Sustainability and corporate social responsibility are the need of the hour. EV charging can be one of the top and fastest ways companies can achieve their business goals. It can diminish harmful greenhouse gas emissions by 50% or more compared to internal combustion engine (ICE) vehicles. As more and more people begin driving EVs, they’ll need a place to charge. By offering EV charging at your workplace, you’ll not only provide your customers and employees a much-needed service, you’ll involve them in your sustainability initiatives.
The Time to Build Your EV Charging Infrastructure Is Now
In a recent survey of 500 UK-based business decision-makers by E.ON, almost three-quarters (72%) said that the pandemic has made them reconsider the environmental credentials of their organisation.
In August Sustainable Development Capital pumped £50m into The EV Network. The £50m commitment is the initial stage of an investment programme that could see the clean energy investor pump up to £200m into the charging network developer.
There is a growing need for charging infrastructure in the UK as we transition towards more efficient fuel choices that reduce harm to our environment, that are cost effective and reliable.
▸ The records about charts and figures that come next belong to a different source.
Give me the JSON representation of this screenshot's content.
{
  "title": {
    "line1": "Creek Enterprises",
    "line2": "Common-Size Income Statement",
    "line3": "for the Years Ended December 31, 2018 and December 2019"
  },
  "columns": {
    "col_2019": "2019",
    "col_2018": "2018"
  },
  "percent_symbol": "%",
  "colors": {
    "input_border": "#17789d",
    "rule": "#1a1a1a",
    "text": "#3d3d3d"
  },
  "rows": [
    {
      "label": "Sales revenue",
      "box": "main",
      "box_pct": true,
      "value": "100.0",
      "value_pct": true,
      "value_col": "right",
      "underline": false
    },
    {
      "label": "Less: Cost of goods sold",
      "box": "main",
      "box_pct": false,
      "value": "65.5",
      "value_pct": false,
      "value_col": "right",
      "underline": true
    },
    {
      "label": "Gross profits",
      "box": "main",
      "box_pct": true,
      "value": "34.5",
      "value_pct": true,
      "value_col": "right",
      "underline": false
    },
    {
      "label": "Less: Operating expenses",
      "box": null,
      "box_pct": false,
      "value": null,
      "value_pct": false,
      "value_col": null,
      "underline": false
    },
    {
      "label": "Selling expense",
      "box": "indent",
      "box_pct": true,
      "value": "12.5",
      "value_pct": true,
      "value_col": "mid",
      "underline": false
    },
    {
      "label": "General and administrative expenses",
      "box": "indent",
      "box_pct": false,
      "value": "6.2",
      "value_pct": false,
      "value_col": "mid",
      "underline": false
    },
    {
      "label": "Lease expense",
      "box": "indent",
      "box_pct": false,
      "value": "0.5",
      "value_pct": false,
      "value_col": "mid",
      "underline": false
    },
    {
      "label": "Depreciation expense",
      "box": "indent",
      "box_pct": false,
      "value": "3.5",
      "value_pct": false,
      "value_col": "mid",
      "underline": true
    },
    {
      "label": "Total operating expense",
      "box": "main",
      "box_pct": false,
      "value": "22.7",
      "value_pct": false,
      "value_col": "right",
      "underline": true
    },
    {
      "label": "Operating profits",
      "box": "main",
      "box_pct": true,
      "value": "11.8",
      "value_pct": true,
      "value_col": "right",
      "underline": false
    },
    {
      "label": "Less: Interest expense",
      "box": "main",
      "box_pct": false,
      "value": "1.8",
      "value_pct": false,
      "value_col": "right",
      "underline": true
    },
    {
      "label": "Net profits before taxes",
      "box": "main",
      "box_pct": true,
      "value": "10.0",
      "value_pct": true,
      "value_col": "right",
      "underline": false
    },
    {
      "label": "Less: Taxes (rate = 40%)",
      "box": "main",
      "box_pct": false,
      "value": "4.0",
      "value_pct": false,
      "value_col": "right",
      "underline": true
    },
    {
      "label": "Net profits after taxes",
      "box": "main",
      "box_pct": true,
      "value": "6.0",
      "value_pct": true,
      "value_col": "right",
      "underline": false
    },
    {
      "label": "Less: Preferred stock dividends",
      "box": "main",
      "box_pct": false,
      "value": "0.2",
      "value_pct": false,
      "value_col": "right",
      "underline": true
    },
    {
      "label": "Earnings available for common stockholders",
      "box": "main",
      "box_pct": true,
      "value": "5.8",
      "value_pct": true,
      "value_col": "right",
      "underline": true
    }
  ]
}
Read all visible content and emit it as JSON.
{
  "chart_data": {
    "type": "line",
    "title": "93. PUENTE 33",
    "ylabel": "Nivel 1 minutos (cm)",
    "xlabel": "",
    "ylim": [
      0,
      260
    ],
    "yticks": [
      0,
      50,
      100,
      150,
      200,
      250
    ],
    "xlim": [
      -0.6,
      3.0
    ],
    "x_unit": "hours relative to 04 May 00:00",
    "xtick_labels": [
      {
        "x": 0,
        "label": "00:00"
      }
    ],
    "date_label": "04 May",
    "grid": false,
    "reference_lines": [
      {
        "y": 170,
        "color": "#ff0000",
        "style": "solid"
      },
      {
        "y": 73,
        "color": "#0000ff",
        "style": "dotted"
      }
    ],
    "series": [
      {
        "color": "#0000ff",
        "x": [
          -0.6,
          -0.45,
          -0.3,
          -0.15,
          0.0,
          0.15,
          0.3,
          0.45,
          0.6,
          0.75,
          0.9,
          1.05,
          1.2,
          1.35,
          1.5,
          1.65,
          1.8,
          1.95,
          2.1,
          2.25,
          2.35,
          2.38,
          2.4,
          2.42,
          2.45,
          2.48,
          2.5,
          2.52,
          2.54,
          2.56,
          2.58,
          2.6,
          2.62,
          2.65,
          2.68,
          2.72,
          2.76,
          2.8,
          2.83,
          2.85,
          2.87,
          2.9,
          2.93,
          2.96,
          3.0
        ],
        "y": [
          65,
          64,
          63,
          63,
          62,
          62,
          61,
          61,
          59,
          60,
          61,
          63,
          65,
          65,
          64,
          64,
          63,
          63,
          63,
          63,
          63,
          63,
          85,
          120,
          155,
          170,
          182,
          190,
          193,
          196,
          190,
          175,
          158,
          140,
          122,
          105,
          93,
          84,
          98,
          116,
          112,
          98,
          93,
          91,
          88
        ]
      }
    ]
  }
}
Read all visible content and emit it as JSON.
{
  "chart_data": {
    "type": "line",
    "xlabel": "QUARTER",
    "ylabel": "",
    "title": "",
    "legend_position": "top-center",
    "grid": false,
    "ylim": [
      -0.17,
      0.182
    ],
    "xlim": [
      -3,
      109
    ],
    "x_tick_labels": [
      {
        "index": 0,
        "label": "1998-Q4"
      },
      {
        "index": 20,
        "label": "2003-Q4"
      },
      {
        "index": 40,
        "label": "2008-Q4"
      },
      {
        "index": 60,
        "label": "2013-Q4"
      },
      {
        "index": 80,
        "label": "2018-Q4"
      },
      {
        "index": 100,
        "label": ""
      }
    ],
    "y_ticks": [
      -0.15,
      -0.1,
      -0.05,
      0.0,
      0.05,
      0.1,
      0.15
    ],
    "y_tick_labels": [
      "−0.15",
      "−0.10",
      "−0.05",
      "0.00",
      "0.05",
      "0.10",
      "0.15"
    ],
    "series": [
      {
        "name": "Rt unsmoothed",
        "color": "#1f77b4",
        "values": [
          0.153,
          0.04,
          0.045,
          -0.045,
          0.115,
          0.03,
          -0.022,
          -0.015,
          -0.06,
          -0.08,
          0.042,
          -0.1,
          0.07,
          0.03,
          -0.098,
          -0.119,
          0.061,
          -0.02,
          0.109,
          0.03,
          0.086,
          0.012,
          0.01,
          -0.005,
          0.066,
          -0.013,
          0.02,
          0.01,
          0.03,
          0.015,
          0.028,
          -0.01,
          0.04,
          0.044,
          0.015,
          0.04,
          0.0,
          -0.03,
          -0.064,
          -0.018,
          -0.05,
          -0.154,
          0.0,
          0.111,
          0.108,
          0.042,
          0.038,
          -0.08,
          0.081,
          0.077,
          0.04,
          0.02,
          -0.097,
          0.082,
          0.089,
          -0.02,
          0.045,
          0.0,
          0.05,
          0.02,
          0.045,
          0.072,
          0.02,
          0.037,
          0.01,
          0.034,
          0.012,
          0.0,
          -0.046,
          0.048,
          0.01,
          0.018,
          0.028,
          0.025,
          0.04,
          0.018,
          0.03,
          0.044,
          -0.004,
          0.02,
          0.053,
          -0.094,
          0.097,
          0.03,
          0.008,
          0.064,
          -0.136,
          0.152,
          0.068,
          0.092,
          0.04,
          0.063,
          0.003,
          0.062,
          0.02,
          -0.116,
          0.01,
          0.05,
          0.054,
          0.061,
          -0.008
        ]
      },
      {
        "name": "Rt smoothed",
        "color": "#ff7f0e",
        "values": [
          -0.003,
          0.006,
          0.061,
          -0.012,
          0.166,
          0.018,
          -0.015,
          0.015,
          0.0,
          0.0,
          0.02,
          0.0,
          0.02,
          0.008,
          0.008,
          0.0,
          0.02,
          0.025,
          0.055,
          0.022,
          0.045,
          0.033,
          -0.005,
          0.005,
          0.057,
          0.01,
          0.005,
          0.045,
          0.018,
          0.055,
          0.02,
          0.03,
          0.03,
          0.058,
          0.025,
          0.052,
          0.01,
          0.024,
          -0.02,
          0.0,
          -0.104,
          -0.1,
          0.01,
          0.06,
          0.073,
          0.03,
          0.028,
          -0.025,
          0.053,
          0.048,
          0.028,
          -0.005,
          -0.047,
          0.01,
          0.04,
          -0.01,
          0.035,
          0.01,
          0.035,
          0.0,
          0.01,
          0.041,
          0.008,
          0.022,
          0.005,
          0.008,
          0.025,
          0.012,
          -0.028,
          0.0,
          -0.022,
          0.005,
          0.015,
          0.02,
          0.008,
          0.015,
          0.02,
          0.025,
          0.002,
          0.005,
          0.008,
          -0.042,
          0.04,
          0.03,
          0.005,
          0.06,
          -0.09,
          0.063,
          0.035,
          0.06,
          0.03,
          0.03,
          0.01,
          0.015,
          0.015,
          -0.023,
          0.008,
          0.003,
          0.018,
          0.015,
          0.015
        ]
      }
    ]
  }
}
Back in 2018, Tesco partnered with Volkswagen in a bid to roll out more than 2,000 Pod Point electric vehicle charging bays across its estate by 2021. Triodos Bank then joined the initiative, committing to finance the installation of charging points at 600 stores.
In July this year Tesco announced a further milestone for the project after Covid-19 related delays – the installation of charging bays at its 200th store, Tesco Chester. The supermarket is now hosting 402 charging points and states that it is on track to meet its 2021 target. Since the first charger was installed, more than 669 MWh of energy has been provided to Tesco customers’ vehicles – enough for three million miles of range.
Other UK businesses on a journey to create sizeable EV charging networks include McDonald’s, Marston’s, Lidl, Morrisons and Mitchells & Butlers.
Investing in the future of your business
The EV market has grown exponentially over the past decade, and infrastructure has struggled to keep pace. Business leaders recognise they need to be braver and more agile in their decision making to manage short-term priorities of stabilising their businesses and protecting employees. By championing EVs, companies will be making a visible commitment to sustainability and influencing customers and employees to go green as well.
As we navigate out of lockdown, it’s more important than ever to make sure sustainability is at the heart of their operations.